If you need to operationalize evidence collection fast, Daydream is often used to track role-to-control mapping, collect artifacts from process owners on a schedule, and keep an audit-ready record of communications and approvals tied to ISO/IEC 20000-1 clauses. 1

Common exam/audit questions and hangups

Expect questions like:

  • “Who is accountable for SMS conformance, and what authority do they have to drive corrective actions?” 1
  • “Show me where change approval authority is defined, and show me a recent change where that authority was exercised.” 1
  • “How do you ensure responsibilities are communicated to staff in different teams or geographies?” 1
  • “How do you handle responsibilities that sit with a third party? Who is accountable internally?” 1

Hangups auditors raise:

  • RACI exists but is outdated after reorgs.
  • Authorities are described vaguely (“can approve changes”) with no boundaries or escalation.
  • Process owners exist on paper, but tickets show different approvers and inconsistent routing. 1

Frequent implementation mistakes (and fixes)

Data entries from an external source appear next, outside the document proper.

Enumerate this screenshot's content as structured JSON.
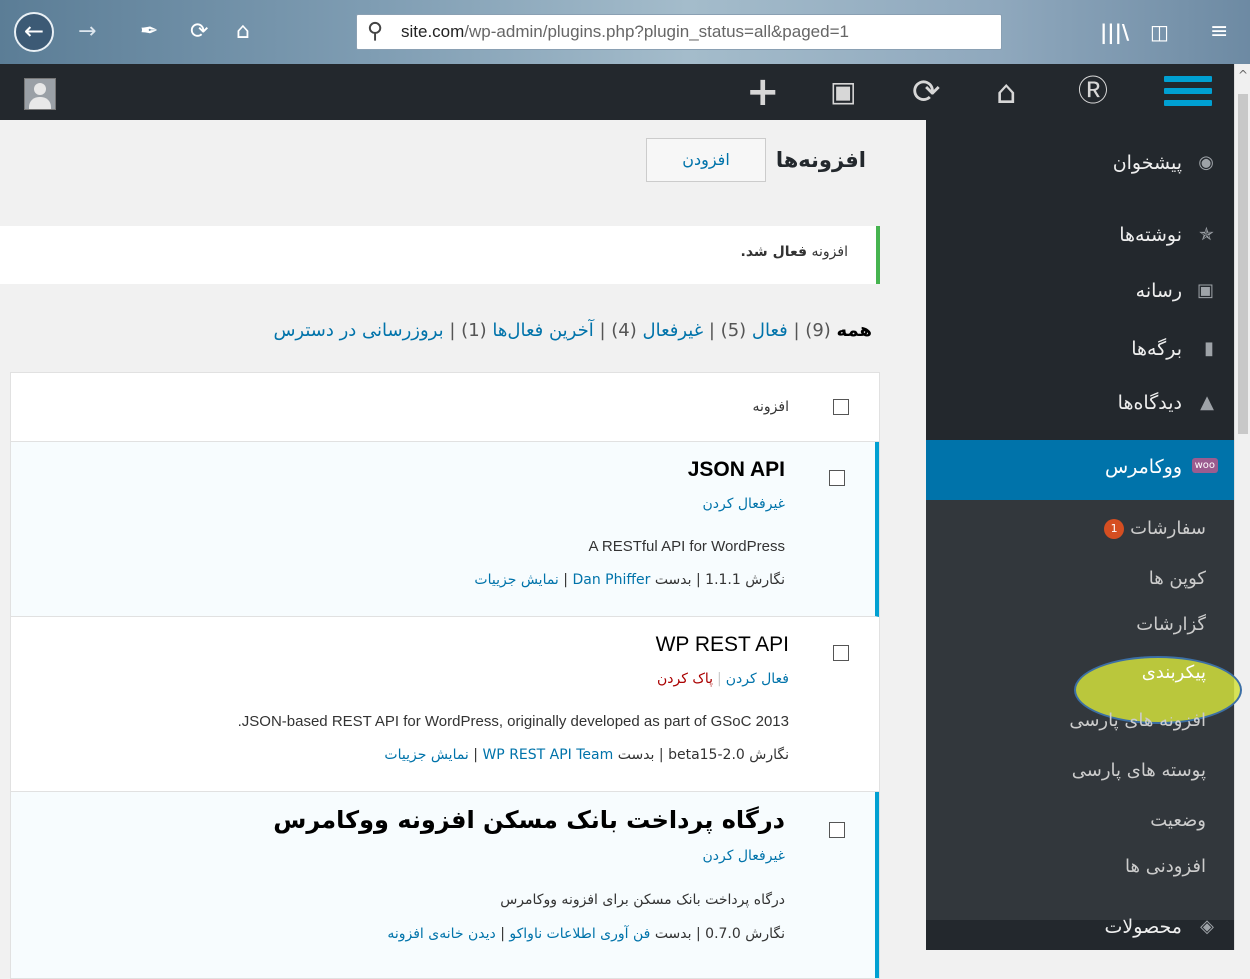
{
  "browser": {
    "url_host": "site.com",
    "url_path": "/wp-admin/plugins.php?plugin_status=all&paged=1",
    "icons": [
      "back-icon",
      "forward-icon",
      "wrench-icon",
      "reload-icon",
      "home-icon",
      "search-icon",
      "library-icon",
      "sidebar-icon",
      "menu-icon"
    ]
  },
  "admin_bar": {
    "icons": [
      "hamburger-menu-icon",
      "wordpress-logo-icon",
      "home-icon",
      "updates-icon",
      "comments-icon",
      "new-content-icon",
      "avatar"
    ]
  },
  "sidebar": {
    "items": [
      {
        "label": "پیشخوان",
        "icon": "dashboard-icon"
      },
      {
        "label": "نوشته‌ها",
        "icon": "pin-icon"
      },
      {
        "label": "رسانه",
        "icon": "media-icon"
      },
      {
        "label": "برگه‌ها",
        "icon": "pages-icon"
      },
      {
        "label": "دیدگاه‌ها",
        "icon": "comments-icon"
      }
    ],
    "woo": {
      "label": "ووکامرس",
      "icon_text": "woo"
    },
    "submenu": [
      {
        "label": "سفارشات",
        "badge": "1"
      },
      {
        "label": "کوپن ها"
      },
      {
        "label": "گزارشات"
      },
      {
        "label": "پیکربندی"
      },
      {
        "label": "افزونه های پارسی"
      },
      {
        "label": "پوسته های پارسی"
      },
      {
        "label": "وضعیت"
      },
      {
        "label": "افزودنی ها"
      }
    ],
    "products": {
      "label": "محصولات",
      "icon": "products-icon"
    }
  },
  "main": {
    "title": "افزونه‌ها",
    "add_button": "افزودن",
    "notice": {
      "prefix": "افزونه",
      "bold": "فعال شد."
    },
    "filters": {
      "all_label": "همه",
      "all_count": "(9)",
      "active_label": "فعال",
      "active_count": "(5)",
      "inactive_label": "غیرفعال",
      "inactive_count": "(4)",
      "recent_label": "آخرین فعال‌ها",
      "recent_count": "(1)",
      "update_label": "بروزرسانی در دسترس"
    },
    "table_header": "افزونه",
    "plugins": [
      {
        "name": "JSON API",
        "actions": [
          "غیرفعال کردن"
        ],
        "description": "A RESTful API for WordPress",
        "version_label": "نگارش",
        "version": "1.1.1",
        "by_label": "بدست",
        "author": "Dan Phiffer",
        "details": "نمایش جزییات"
      },
      {
        "name": "WP REST API",
        "actions": [
          "فعال کردن",
          "پاک کردن"
        ],
        "description": "JSON-based REST API for WordPress, originally developed as part of GSoC 2013.",
        "version_label": "نگارش",
        "version": "2.0-beta15",
        "by_label": "بدست",
        "author": "WP REST API Team",
        "details": "نمایش جزییات"
      },
      {
        "name": "درگاه پرداخت بانک مسکن افزونه ووکامرس",
        "actions": [
          "غیرفعال کردن"
        ],
        "description": "درگاه پرداخت بانک مسکن برای افزونه ووکامرس",
        "version_label": "نگارش",
        "version": "0.7.0",
        "by_label": "بدست",
        "author": "فن آوری اطلاعات ناواکو",
        "details": "دیدن خانه‌ی افزونه"
      }
    ]
  }
}
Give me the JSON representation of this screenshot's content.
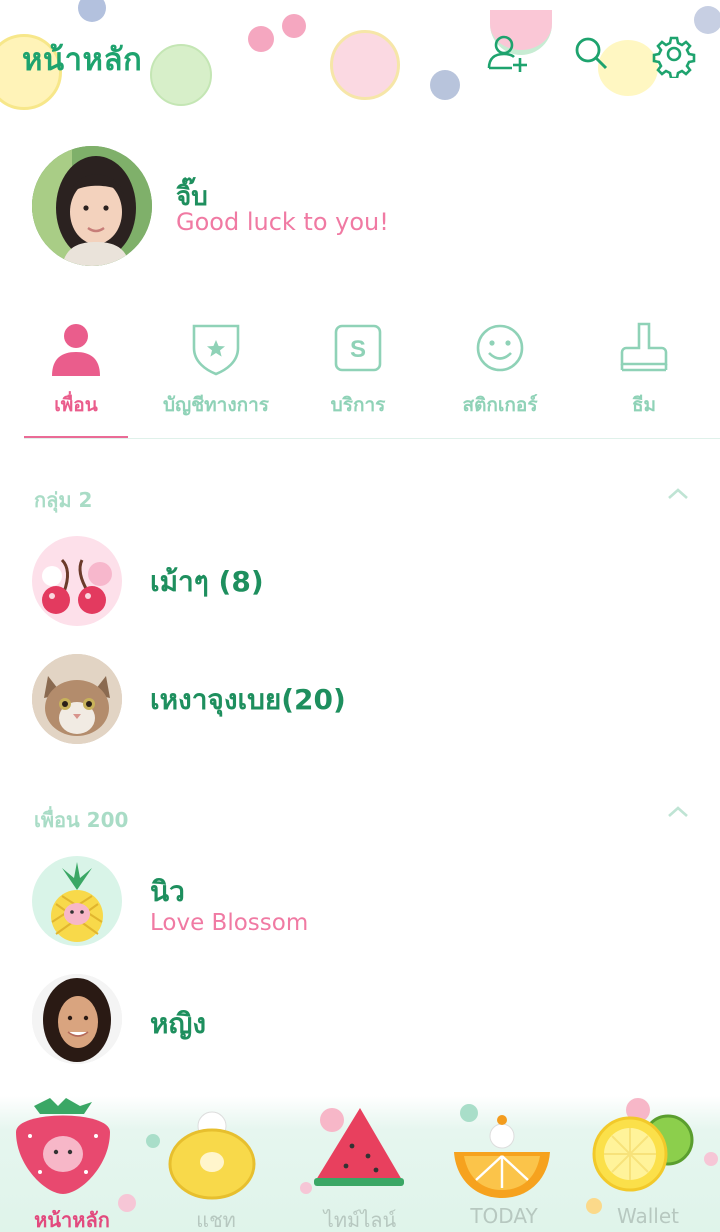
{
  "header": {
    "title": "หน้าหลัก",
    "icons": [
      "add-friend-icon",
      "search-icon",
      "settings-icon"
    ]
  },
  "profile": {
    "name": "จิ๊บ",
    "status": "Good luck to you!"
  },
  "tabs": [
    {
      "label": "เพื่อน",
      "icon": "person-icon",
      "active": true
    },
    {
      "label": "บัญชีทางการ",
      "icon": "shield-star-icon"
    },
    {
      "label": "บริการ",
      "icon": "service-s-icon"
    },
    {
      "label": "สติกเกอร์",
      "icon": "smiley-icon"
    },
    {
      "label": "ธีม",
      "icon": "brush-icon"
    }
  ],
  "groups": {
    "header": "กลุ่ม 2",
    "items": [
      {
        "name": "เม้าๆ (8)",
        "avatar": "cherry-avatar"
      },
      {
        "name": "เหงาจุงเบย(20)",
        "avatar": "cat-avatar"
      }
    ]
  },
  "friends": {
    "header": "เพื่อน 200",
    "items": [
      {
        "name": "นิว",
        "status": "Love Blossom",
        "avatar": "pineapple-avatar"
      },
      {
        "name": "หญิง",
        "status": "",
        "avatar": "woman-avatar"
      }
    ]
  },
  "bottom_nav": [
    {
      "label": "หน้าหลัก",
      "icon": "strawberry-icon",
      "active": true
    },
    {
      "label": "แชท",
      "icon": "pineapple-ring-icon"
    },
    {
      "label": "ไทม์ไลน์",
      "icon": "watermelon-icon"
    },
    {
      "label": "TODAY",
      "icon": "orange-slice-icon"
    },
    {
      "label": "Wallet",
      "icon": "lemon-icon"
    }
  ],
  "colors": {
    "accent_green": "#1ea36e",
    "accent_pink": "#ea5d8c",
    "mint": "#8fd2b7"
  }
}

Mistake: Confusing “responsibility” with “authority.”
Fix: For each role, write explicit decision rights (approve/reject/escalate/accept risk) and connect them to workflows and meetings. 1

Mistake: Treating the org chart as evidence.
Fix: Keep the org chart, but lead with role descriptions, process ownership, and operational records showing the roles in action. 1

Mistake: No single accountable owner for SMS conformance.
Fix: Name the role formally, document authority to raise nonconformities and coordinate corrective actions, and show escalation to top management when needed. 1

Mistake: Ignoring third parties in the role model.
Fix: Document internal accountability for third-party delivered activities and show how requirements are communicated through governance and contracting mechanisms. 1

Enforcement context and risk implications

ISO/IEC 20000-1 is a certifiable standard rather than a regulator-led enforcement regime in the material provided. The practical “enforcement” risk is certification impact: unclear roles and authorities can lead to nonconformities, weak corrective action follow-through, inconsistent change control, and brittle incident response. Those operational failures also raise customer and contractual risk because service commitments depend on predictable decision-making and escalation. 1

A practical 30/60/90-day execution plan

Time-boxing helps, but avoid treating this as a document sprint. The goal is audit-grade reality.

First 30 days (stabilize governance)

  • Confirm SMS scope and list relevant roles across internal teams and third parties. 1
  • Assign the SMS conformance accountable role and confirm escalation path to top management. 1
  • Draft a first-pass RACI for key SMS processes and identify gaps or overlaps. 1

Days 31–60 (document and communicate)

  • Publish role descriptions with explicit authorities for process owners and operational leaders. 1
  • Align ITSM tool routing/approvals to the documented authorities for incident and change first. 1
  • Roll out communication: onboarding updates, operational meeting briefings, and a central repository for controlled documents. 1

Days 61–90 (prove operation and build durability)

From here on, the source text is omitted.